The best way to prepare for these things is to KNOW about them, learn them, get your head around how they work, and their implications... by getting our heads out of the sand. That way, when "The Management" asks your opinion (They might, you never know!) you can speak with authority and confidence and be able to fight the good fight.
No standards yet exist for Web Service security. Until such standards are promulgated, Web Services will be used only on intranets, if at all.
Because Web Services require multiple HTTP (request-response)s across the Internet, they are inherently 1000's of times slower than an API call on a local machine. They require more memory and CPU (on both requesting client and on responding server), additional OS context switching, as well as additional network overhead and latency when compared to a local procedure call. While the additional bandwidth and time required to process each Web Service request is music to network hardware vendors' ears, it would mean a drastic increase in Internet traffic.
Because the various implementations of SOAP (Web Service's underlying protocol) differ, clients and server on various vendors' machines will not currently interoperate.
All this pales when one considers the effort involved in getting the IT groups of two cooperating corporations to agree on what a term such as "business partner" means and how it is to be represented in XML and/or a database. While this has nothing to do per se with Web Services, it is unfortunately required before one can begin to define any Web Service.
Today, remote procedure calls are used on the Internet, but not nearly as often as local procedure calls, and certainly not nearly as often as Web Services Proponents would have you believe. A world of Web Services would attempt to distribute processing across the internet, and would fail miserably. Contrary to the premises of the Web Services architecture, the only viable future architectures are those that integrate and centralize processing and that minimize remote procedure calls.
I'm tired of this crap. Let's put the shoe on the other foot. If you were going to accomplish the same task (letting customers access an API publish by your company) how would you do it?
Here are the choices as I see it:
1) Use CORBA. You have to bust a whole in the firewall. I don't know about you, but I would much rather trust an HTTP server than most CORBA Orbs I've seen. Grab the source to one and start poking.
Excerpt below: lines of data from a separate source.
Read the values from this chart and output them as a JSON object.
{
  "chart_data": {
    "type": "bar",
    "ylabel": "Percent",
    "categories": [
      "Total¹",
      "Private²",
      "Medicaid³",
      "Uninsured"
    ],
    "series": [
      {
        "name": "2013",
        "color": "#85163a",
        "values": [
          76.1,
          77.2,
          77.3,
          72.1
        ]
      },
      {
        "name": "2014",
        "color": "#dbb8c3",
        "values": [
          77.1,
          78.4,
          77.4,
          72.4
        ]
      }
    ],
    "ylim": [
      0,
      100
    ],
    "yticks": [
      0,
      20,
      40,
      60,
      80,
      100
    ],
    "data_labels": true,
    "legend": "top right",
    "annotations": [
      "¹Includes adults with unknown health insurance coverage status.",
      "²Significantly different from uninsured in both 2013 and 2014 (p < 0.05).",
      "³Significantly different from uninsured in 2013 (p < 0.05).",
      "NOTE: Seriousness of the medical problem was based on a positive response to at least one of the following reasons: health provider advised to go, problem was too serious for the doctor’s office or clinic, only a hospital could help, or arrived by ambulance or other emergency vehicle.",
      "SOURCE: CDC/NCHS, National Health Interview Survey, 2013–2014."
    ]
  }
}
Look at the marshalling code in particular. There's also no provision for encryption in the IIOP standards, big problems for any NAT equipment, the list just goes on and on.
2) Use DCOM -- Yech
3) Use a custom protocol. Sorry but most programmers mess up network programming pretty bad not gonna trust this one.
4) Use EDI -- if you are seriously considering this one, get out a baseball bat, bash youself in the head, rinse, lather, repeat until it's all better.
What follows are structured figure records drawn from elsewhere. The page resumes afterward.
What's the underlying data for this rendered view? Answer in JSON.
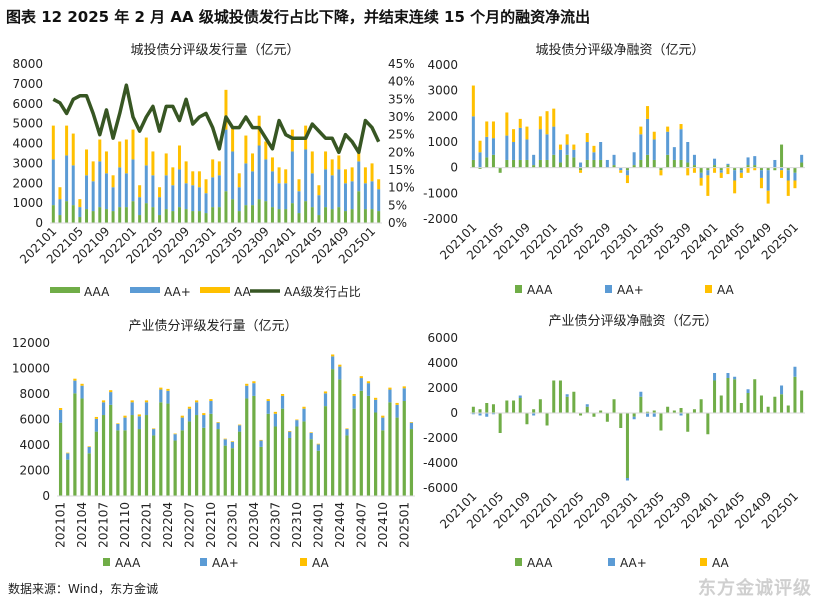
{
  "figure_title": "图表 12   2025 年 2 月 AA 级城投债发行占比下降，并结束连续 15 个月的融资净流出",
  "source": "数据来源：Wind，东方金诚",
  "watermark": "东方金诚评级",
  "colors": {
    "AAA": "#70ad47",
    "AA+": "#5b9bd5",
    "AA": "#ffc000",
    "line": "#375623"
  },
  "chart_data": [
    {
      "type": "bar",
      "stacked": true,
      "title": "城投债分评级发行量（亿元）",
      "ylim": [
        0,
        8000
      ],
      "yticks": [
        "0",
        "1000",
        "2000",
        "3000",
        "4000",
        "5000",
        "6000",
        "7000",
        "8000"
      ],
      "y2lim": [
        0,
        45
      ],
      "y2ticks": [
        "0%",
        "5%",
        "10%",
        "15%",
        "20%",
        "25%",
        "30%",
        "35%",
        "40%",
        "45%"
      ],
      "xtick_labels": [
        "202101",
        "202105",
        "202109",
        "202201",
        "202205",
        "202209",
        "202301",
        "202305",
        "202309",
        "202401",
        "202405",
        "202409",
        "202501"
      ],
      "legend_position": "bottom",
      "series": [
        {
          "name": "AAA",
          "values": [
            900,
            400,
            1100,
            900,
            300,
            700,
            600,
            800,
            700,
            600,
            800,
            800,
            1100,
            400,
            1000,
            800,
            400,
            700,
            600,
            800,
            700,
            600,
            600,
            500,
            800,
            800,
            1600,
            1200,
            600,
            900,
            900,
            1200,
            1100,
            800,
            700,
            700,
            1000,
            500,
            1100,
            800,
            400,
            800,
            700,
            800,
            600,
            700,
            1600,
            700,
            700,
            600
          ]
        },
        {
          "name": "AA+",
          "values": [
            2300,
            800,
            2300,
            2000,
            500,
            1700,
            1500,
            2300,
            1800,
            1200,
            2000,
            1700,
            2100,
            900,
            1900,
            1600,
            900,
            1700,
            1300,
            1900,
            1300,
            1300,
            1200,
            1000,
            1500,
            1600,
            3100,
            2400,
            1200,
            2100,
            1700,
            2700,
            2100,
            1800,
            1300,
            1300,
            2600,
            1100,
            2600,
            1700,
            1000,
            1900,
            1700,
            1900,
            1400,
            1400,
            1500,
            1300,
            1400,
            1100
          ]
        },
        {
          "name": "AA",
          "values": [
            1700,
            600,
            1500,
            1600,
            400,
            1300,
            1000,
            1100,
            1100,
            600,
            1300,
            1700,
            1500,
            600,
            1400,
            1200,
            500,
            1100,
            900,
            1200,
            1100,
            700,
            800,
            700,
            900,
            700,
            2000,
            1200,
            700,
            1400,
            900,
            1500,
            900,
            700,
            800,
            700,
            1100,
            600,
            1200,
            1100,
            500,
            900,
            800,
            700,
            700,
            700,
            600,
            800,
            900,
            500
          ]
        },
        {
          "name": "AA级发行占比",
          "type": "line",
          "axis": "right",
          "values": [
            35,
            34,
            31,
            35,
            36,
            36,
            31,
            25,
            32,
            24,
            31,
            39,
            30,
            26,
            30,
            33,
            26,
            33,
            33,
            29,
            35,
            28,
            30,
            31,
            27,
            21,
            30,
            27,
            27,
            30,
            27,
            27,
            24,
            21,
            29,
            25,
            24,
            24,
            24,
            28,
            26,
            24,
            24,
            20,
            25,
            23,
            20,
            29,
            27,
            23
          ]
        }
      ]
    },
    {
      "type": "bar",
      "stacked": true,
      "title": "城投债分评级净融资（亿元）",
      "ylim": [
        -2000,
        4000
      ],
      "yticks": [
        "-2000",
        "-1000",
        "0",
        "1000",
        "2000",
        "3000",
        "4000"
      ],
      "xtick_labels": [
        "202101",
        "202105",
        "202109",
        "202201",
        "202205",
        "202209",
        "202301",
        "202305",
        "202309",
        "202401",
        "202405",
        "202409",
        "202501"
      ],
      "legend_position": "bottom",
      "series": [
        {
          "name": "AAA",
          "values": [
            300,
            -50,
            400,
            500,
            -200,
            300,
            300,
            300,
            300,
            100,
            300,
            300,
            500,
            200,
            500,
            400,
            -100,
            300,
            300,
            300,
            0,
            100,
            0,
            -100,
            100,
            300,
            500,
            300,
            -100,
            500,
            300,
            300,
            200,
            100,
            -200,
            -100,
            100,
            -100,
            100,
            -100,
            -100,
            100,
            100,
            -100,
            -100,
            -100,
            900,
            -100,
            -200,
            200
          ]
        },
        {
          "name": "AA+",
          "values": [
            1700,
            600,
            800,
            650,
            0,
            950,
            700,
            1250,
            800,
            400,
            1200,
            1000,
            1100,
            500,
            400,
            300,
            200,
            700,
            300,
            700,
            300,
            400,
            -100,
            -200,
            500,
            1000,
            1400,
            800,
            0,
            900,
            500,
            1200,
            800,
            400,
            -200,
            -200,
            250,
            -100,
            50,
            -400,
            -100,
            300,
            350,
            -300,
            -800,
            300,
            -100,
            -400,
            -300,
            300
          ]
        },
        {
          "name": "AA",
          "values": [
            1200,
            450,
            600,
            650,
            0,
            900,
            500,
            350,
            500,
            0,
            500,
            900,
            700,
            200,
            400,
            200,
            -100,
            350,
            250,
            0,
            0,
            0,
            -100,
            -300,
            0,
            300,
            500,
            300,
            -200,
            200,
            0,
            200,
            -300,
            -200,
            -300,
            -800,
            -200,
            -200,
            -250,
            -500,
            -200,
            -200,
            -100,
            -400,
            -500,
            0,
            -300,
            -600,
            -300,
            0
          ]
        }
      ]
    },
    {
      "type": "bar",
      "stacked": true,
      "title": "产业债分评级发行量（亿元）",
      "ylim": [
        0,
        12000
      ],
      "yticks": [
        "0",
        "2000",
        "4000",
        "6000",
        "8000",
        "10000",
        "12000"
      ],
      "xtick_labels": [
        "202101",
        "202104",
        "202107",
        "202110",
        "202201",
        "202204",
        "202207",
        "202210",
        "202301",
        "202304",
        "202307",
        "202310",
        "202401",
        "202404",
        "202407",
        "202410",
        "202501"
      ],
      "legend_position": "bottom",
      "series": [
        {
          "name": "AAA",
          "values": [
            5750,
            2850,
            8050,
            7650,
            3350,
            5050,
            6350,
            7150,
            5150,
            5150,
            6350,
            5250,
            6350,
            4750,
            7350,
            7250,
            4350,
            5150,
            5850,
            6350,
            5350,
            6450,
            5250,
            3950,
            3750,
            5050,
            7650,
            7850,
            3850,
            6450,
            5450,
            6850,
            4550,
            5450,
            5850,
            4450,
            3550,
            7050,
            9950,
            9150,
            4750,
            6850,
            8250,
            7850,
            6550,
            5150,
            7350,
            6150,
            7450,
            5250
          ]
        },
        {
          "name": "AA+",
          "values": [
            1000,
            500,
            1000,
            1000,
            500,
            1000,
            1000,
            1000,
            500,
            1000,
            1000,
            1000,
            1000,
            500,
            1000,
            1000,
            500,
            1000,
            1000,
            1000,
            1000,
            1000,
            500,
            500,
            500,
            500,
            1000,
            1000,
            500,
            1000,
            1000,
            1000,
            500,
            500,
            1000,
            500,
            500,
            1000,
            1000,
            1000,
            500,
            1000,
            1000,
            1000,
            1000,
            1000,
            1000,
            1000,
            1000,
            500
          ]
        },
        {
          "name": "AA",
          "values": [
            150,
            50,
            150,
            150,
            50,
            150,
            150,
            150,
            50,
            150,
            150,
            150,
            150,
            50,
            150,
            150,
            50,
            150,
            150,
            150,
            150,
            150,
            50,
            50,
            50,
            50,
            150,
            150,
            50,
            150,
            150,
            150,
            50,
            50,
            150,
            50,
            50,
            150,
            150,
            150,
            50,
            150,
            150,
            150,
            150,
            150,
            150,
            150,
            150,
            50
          ]
        }
      ]
    },
    {
      "type": "bar",
      "stacked": true,
      "title": "产业债分评级净融资（亿元）",
      "ylim": [
        -6000,
        6000
      ],
      "yticks": [
        "-6000",
        "-4000",
        "-2000",
        "0",
        "2000",
        "4000",
        "6000"
      ],
      "xtick_labels": [
        "202101",
        "202105",
        "202109",
        "202201",
        "202205",
        "202209",
        "202301",
        "202305",
        "202309",
        "202401",
        "202405",
        "202409",
        "202501"
      ],
      "legend_position": "bottom",
      "series": [
        {
          "name": "AAA",
          "values": [
            500,
            300,
            800,
            700,
            -1600,
            1000,
            1000,
            1200,
            -900,
            300,
            1100,
            -1000,
            2600,
            2600,
            1300,
            1700,
            -200,
            500,
            -300,
            200,
            -700,
            1100,
            -1200,
            -5200,
            -300,
            1300,
            100,
            200,
            -1400,
            500,
            200,
            400,
            -1500,
            300,
            1100,
            -1700,
            2600,
            1400,
            2800,
            2700,
            800,
            1600,
            2700,
            1400,
            500,
            1300,
            1500,
            600,
            2900,
            1800
          ]
        },
        {
          "name": "AA+",
          "values": [
            -100,
            -200,
            -300,
            -100,
            0,
            0,
            0,
            200,
            0,
            -200,
            0,
            0,
            0,
            0,
            200,
            0,
            0,
            200,
            0,
            0,
            0,
            0,
            0,
            -200,
            -200,
            400,
            -300,
            -300,
            0,
            0,
            0,
            -200,
            0,
            0,
            0,
            0,
            600,
            0,
            400,
            200,
            0,
            300,
            0,
            0,
            0,
            0,
            700,
            0,
            800,
            0
          ]
        },
        {
          "name": "AA",
          "values": [
            0,
            0,
            0,
            0,
            0,
            0,
            0,
            0,
            0,
            0,
            0,
            0,
            0,
            0,
            0,
            0,
            0,
            0,
            0,
            0,
            0,
            0,
            0,
            0,
            0,
            0,
            0,
            0,
            0,
            0,
            0,
            0,
            0,
            0,
            0,
            0,
            0,
            0,
            0,
            0,
            0,
            0,
            0,
            0,
            0,
            0,
            0,
            0,
            0,
            0
          ]
        }
      ]
    }
  ]
}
5) Build a private network. This is expensive and troublesome. Using HTTPS with authentication is probably a better solutions.
This crap about web services being inherently insecure is usually based on running web services over port 80 or 443. If you really want to, you can run it over any port you like. HTTP communication endpoints are specified using essentially URLs, so http://www.example.org:8325/myservice. Uses port 8325. Now you can firewall all you want.
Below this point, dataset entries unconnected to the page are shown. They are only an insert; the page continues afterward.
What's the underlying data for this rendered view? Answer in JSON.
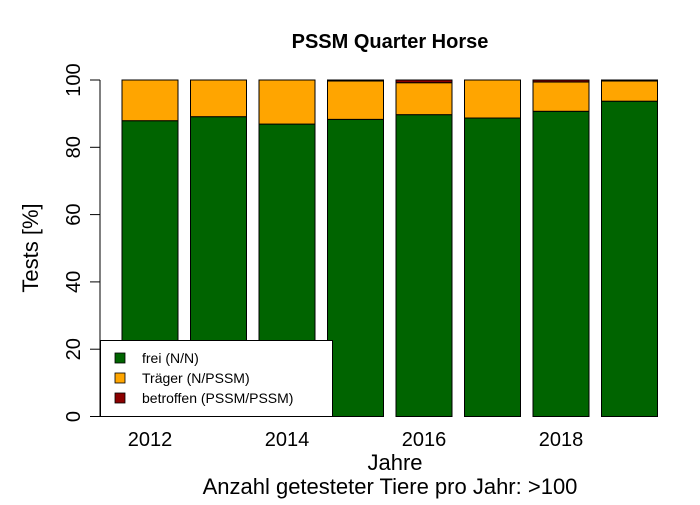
{
  "chart_data": {
    "type": "bar",
    "stacked": true,
    "title": "PSSM Quarter Horse",
    "xlabel": "Jahre",
    "subtitle": "Anzahl getesteter Tiere pro Jahr: >100",
    "ylabel": "Tests [%]",
    "ylim": [
      0,
      100
    ],
    "yticks": [
      "0",
      "20",
      "40",
      "60",
      "80",
      "100"
    ],
    "categories": [
      "2012",
      "2013",
      "2014",
      "2015",
      "2016",
      "2017",
      "2018",
      "2019"
    ],
    "xtick_labels": [
      "2012",
      "2014",
      "2016",
      "2018"
    ],
    "grid": false,
    "legend_position": "bottom-left",
    "series": [
      {
        "name": "frei (N/N)",
        "color": "#006400",
        "values": [
          87.9,
          89.1,
          86.9,
          88.3,
          89.7,
          88.7,
          90.7,
          93.7
        ]
      },
      {
        "name": "Träger (N/PSSM)",
        "color": "#FFA500",
        "values": [
          12.1,
          10.9,
          13.1,
          11.4,
          9.5,
          11.3,
          8.7,
          6.0
        ]
      },
      {
        "name": "betroffen (PSSM/PSSM)",
        "color": "#8B0000",
        "values": [
          0,
          0,
          0,
          0.3,
          0.8,
          0,
          0.6,
          0.3
        ]
      }
    ]
  }
}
Other people think that web servers are getting exploited all the time so you shouldn't use them. IIS aside, most of the popular web servers have become more secure as a result of the attacks. I don't know of a single ORB or custom protocol implementation that's withstood the trypes of attacks that web servers have. So I feel more comfortable putting something out there that's been battle tested.
I think I've covered most of the options. If you have others that you think are better, I'm certainly open to hearing them. Just remember, not letting users have access to the APIs is not an option.
You are not a beautiful or unique snowflake -- but you could be if you got off your ass.